While following along with the example above, your processing time might be different, because of the specs of your PC and what you might be running in the background.

We will benchmark using the code snippet. The pbkdf2 hashing method will be used to mirror a processing-heavy task.

Keywords:

  • -n: number of requests
  • -c: number of concurrency, it indicates how many request will be executed at once
  • mean latency: this the time taken to process the first request
  • longest request: this is usually the set of request that were processed last
  • " 50%": This is the median time taken to process requests
Test 1

Open a terminal window and run loadtest http://localhost:5000/ -n 1 -c 1

loader.png It took 49 ms to run a single request. pbkdf2-1.drawio (3).png

Test 2

Increase the number of requests and concurrency to 2. Run loadtest http://localhost:5000/ -n 2 -c 2

loadtest-6.png

The CPU received both request at the same time, but started processing the first one before the second. The first request took 34ms to process and the later took 54ms.

This behavior is expected since we set the number of threads to one. The second request returned a response in almost 2 times the processing time of the first.

pbkdf2-1.drawio (1).png

Test 3

Increase the clusterCounter by 1 and run the loadtest http://localhost:5000/ -n 2 -c 2 cmd.

loadtest-3.png

It took an average of 39ms to process requests. By slightly increasing the number of child_processes, the processing time was cut in half.

pbkdf2-1.drawio (4).png

Dangers of creating more children

A node dev might be tempted to create more child process in order to increase the performance of it's application. Let's discuss why this is a bad idea.

Test 4

Increase the clusterCounter by 4 and run the loadtest http://localhost:5000/ -n 6 -c 6 command.

last-test.png

When we run the cmd, the processes take a significant longer time ( 81 ms ) to execute the hash functions. Despite the fact that we used 6 child processes. But in reality, every computer has an upper limit to the amount of data it can crunch.

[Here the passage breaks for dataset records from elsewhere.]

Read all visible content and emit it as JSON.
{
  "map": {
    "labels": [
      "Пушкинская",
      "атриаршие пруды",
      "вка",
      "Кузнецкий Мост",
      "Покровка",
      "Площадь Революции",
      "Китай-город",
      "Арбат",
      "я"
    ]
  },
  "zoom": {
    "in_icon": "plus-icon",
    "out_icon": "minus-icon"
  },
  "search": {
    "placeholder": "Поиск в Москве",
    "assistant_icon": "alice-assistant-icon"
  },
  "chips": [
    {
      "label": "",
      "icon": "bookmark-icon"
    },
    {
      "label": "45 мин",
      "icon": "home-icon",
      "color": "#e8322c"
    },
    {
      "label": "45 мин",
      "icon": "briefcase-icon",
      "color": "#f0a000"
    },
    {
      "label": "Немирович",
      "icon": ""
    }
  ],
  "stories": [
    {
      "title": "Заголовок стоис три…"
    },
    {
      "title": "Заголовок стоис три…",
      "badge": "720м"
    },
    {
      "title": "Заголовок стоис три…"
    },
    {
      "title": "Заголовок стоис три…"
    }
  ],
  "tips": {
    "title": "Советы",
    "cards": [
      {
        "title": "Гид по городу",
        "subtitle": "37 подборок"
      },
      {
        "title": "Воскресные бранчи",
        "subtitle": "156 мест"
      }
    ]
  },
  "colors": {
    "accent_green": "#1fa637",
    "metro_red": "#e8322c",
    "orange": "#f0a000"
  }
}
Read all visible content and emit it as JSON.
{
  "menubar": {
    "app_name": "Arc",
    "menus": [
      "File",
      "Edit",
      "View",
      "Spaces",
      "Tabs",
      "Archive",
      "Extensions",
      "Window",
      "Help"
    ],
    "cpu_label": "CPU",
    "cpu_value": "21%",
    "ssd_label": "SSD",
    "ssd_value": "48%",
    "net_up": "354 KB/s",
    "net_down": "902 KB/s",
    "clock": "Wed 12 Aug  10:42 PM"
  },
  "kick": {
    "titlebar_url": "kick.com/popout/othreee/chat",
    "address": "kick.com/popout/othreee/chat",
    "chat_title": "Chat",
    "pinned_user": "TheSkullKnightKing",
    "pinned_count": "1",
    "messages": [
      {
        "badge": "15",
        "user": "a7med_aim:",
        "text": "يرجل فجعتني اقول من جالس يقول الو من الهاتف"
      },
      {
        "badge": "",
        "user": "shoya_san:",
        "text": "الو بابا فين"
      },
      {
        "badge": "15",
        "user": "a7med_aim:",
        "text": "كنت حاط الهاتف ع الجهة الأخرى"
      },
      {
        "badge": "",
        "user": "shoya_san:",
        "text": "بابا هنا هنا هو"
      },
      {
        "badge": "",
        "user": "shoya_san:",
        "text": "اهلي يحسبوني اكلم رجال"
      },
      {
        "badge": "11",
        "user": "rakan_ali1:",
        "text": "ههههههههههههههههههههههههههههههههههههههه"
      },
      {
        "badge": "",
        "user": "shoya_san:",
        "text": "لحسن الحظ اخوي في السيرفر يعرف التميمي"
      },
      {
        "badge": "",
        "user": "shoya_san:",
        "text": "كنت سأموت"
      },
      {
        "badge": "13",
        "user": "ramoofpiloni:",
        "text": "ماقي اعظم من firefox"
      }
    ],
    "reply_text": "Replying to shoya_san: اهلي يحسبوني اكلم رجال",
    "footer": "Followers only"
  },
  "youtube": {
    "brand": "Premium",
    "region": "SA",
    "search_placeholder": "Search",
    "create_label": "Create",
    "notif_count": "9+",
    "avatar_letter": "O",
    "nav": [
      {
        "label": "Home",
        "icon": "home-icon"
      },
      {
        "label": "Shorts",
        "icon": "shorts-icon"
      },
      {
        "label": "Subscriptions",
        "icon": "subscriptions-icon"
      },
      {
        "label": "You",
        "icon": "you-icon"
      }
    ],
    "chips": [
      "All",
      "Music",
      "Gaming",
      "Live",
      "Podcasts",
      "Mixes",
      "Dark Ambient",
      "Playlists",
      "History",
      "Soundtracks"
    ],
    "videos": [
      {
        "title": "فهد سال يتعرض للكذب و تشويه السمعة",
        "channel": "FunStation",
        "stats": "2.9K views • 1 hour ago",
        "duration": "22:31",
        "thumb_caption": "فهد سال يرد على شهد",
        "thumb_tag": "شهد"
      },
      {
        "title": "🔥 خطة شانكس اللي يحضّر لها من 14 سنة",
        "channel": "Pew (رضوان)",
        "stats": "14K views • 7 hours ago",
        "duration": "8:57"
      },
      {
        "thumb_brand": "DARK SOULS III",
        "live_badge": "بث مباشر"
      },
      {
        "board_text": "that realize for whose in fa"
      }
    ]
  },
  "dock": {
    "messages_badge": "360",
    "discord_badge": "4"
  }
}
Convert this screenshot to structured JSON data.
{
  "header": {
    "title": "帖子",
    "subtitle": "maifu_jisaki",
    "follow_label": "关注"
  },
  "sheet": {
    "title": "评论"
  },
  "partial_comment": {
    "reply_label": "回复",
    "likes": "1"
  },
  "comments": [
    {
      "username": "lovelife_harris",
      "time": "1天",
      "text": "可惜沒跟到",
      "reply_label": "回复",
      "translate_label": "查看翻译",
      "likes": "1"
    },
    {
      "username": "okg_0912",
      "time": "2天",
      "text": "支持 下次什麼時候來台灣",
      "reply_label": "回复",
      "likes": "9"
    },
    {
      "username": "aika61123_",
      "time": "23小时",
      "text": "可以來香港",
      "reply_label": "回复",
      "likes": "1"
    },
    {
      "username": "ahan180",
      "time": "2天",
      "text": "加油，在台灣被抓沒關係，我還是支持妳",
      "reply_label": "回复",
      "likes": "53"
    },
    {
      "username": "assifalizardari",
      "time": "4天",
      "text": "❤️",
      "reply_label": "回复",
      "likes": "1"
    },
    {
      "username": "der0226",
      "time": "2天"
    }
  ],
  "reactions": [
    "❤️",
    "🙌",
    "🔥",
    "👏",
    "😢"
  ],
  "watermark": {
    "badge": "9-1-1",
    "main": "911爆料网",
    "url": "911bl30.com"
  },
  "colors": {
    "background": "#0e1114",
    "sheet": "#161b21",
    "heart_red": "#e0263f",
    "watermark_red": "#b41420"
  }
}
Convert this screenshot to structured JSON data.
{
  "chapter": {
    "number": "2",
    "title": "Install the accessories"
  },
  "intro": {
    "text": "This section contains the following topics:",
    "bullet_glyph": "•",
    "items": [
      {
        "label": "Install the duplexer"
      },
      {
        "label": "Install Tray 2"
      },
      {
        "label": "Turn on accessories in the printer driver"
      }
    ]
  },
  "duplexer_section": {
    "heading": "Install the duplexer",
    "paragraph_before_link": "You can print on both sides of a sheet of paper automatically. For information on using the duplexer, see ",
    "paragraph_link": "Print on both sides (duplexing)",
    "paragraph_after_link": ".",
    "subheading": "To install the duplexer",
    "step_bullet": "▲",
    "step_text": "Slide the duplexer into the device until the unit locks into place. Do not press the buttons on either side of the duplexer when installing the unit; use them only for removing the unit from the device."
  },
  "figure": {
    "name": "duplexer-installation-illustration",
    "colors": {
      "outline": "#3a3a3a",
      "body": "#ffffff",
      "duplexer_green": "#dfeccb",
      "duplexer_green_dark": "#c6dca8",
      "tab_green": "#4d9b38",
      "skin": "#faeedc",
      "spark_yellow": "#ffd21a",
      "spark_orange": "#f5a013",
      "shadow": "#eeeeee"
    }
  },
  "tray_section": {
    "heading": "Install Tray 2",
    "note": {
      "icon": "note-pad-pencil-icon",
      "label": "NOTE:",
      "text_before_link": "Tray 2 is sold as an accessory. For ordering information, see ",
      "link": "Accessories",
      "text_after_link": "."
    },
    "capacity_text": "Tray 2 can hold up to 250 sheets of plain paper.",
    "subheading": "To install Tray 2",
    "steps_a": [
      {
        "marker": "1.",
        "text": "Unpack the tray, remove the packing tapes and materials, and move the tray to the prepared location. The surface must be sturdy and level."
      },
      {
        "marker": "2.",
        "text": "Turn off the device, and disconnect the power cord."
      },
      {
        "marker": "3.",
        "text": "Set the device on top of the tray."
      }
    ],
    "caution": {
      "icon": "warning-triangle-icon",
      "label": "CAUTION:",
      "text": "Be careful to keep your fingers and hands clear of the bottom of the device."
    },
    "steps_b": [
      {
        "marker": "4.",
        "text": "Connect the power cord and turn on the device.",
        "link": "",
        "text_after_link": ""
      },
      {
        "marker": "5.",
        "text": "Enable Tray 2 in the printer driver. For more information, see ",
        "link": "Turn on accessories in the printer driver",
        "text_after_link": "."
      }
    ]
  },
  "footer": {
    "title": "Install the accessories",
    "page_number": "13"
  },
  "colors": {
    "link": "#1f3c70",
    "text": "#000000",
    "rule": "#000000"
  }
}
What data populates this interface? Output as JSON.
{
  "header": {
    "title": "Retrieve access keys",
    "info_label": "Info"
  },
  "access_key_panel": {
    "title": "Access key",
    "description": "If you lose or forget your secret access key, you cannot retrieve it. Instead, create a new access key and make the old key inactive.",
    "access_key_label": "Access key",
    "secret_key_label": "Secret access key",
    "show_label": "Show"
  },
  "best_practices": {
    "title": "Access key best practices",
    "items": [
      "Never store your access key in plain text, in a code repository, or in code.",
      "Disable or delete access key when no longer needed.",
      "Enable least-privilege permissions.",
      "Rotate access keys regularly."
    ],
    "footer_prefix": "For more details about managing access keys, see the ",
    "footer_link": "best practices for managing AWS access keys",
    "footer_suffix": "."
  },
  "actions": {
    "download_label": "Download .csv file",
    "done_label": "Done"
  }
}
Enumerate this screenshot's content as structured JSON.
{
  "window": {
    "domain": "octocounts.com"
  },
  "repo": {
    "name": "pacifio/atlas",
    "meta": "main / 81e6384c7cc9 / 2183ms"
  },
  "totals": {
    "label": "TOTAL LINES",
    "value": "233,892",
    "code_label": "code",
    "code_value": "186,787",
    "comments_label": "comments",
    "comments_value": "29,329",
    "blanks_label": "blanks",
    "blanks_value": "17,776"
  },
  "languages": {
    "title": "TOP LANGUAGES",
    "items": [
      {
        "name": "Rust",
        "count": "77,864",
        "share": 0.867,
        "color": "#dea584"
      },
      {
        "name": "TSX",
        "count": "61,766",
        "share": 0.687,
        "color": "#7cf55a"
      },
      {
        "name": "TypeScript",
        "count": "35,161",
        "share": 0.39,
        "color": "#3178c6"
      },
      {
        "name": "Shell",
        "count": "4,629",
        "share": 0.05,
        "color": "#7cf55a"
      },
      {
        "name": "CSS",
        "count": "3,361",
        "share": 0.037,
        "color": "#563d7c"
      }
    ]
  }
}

Behind the scenes, each thread pick up a hash function and sends it to the CPU, The CPU is trying to process all threads at the same time. This will make our code to take a longer time before returning a result. Even though some child process returned a result quicker, the overall performance of the application suffered. pbkdf2-1.drawio.last.last.drawio.png

Test 5

Reduce the number of counterCluster from 6 to 2. Run the same command loadtest http://localhost:5000/ -n 6 -c 6.

loadtest-4.png

What happened here is, that the first two requests got the dedicated attention of the CPU cores, it processed them as fast as possible, followed by the next two and the remaining. This explains why a smaller number of child-process can process a high number of request faster than a larger number of child-process

pbkdf2-1.drawio (5).png

To buttress why having a large number of child-process is not ideal. Think of a scenario where you are eating, when you stuff too much food in your mouth, it takes a longer time to chew, and swallow. Compared to when you eat moderately, it will take lesser time to chew and swallow, and in no time your mouth and throat are ready for the next spoonful.

Conclusion

In a production environment, you can use this process to benchmark your application if it would benefit from clustering. Run a series of benchmarks to test if the benefits of running your application in cluster mode are worth it.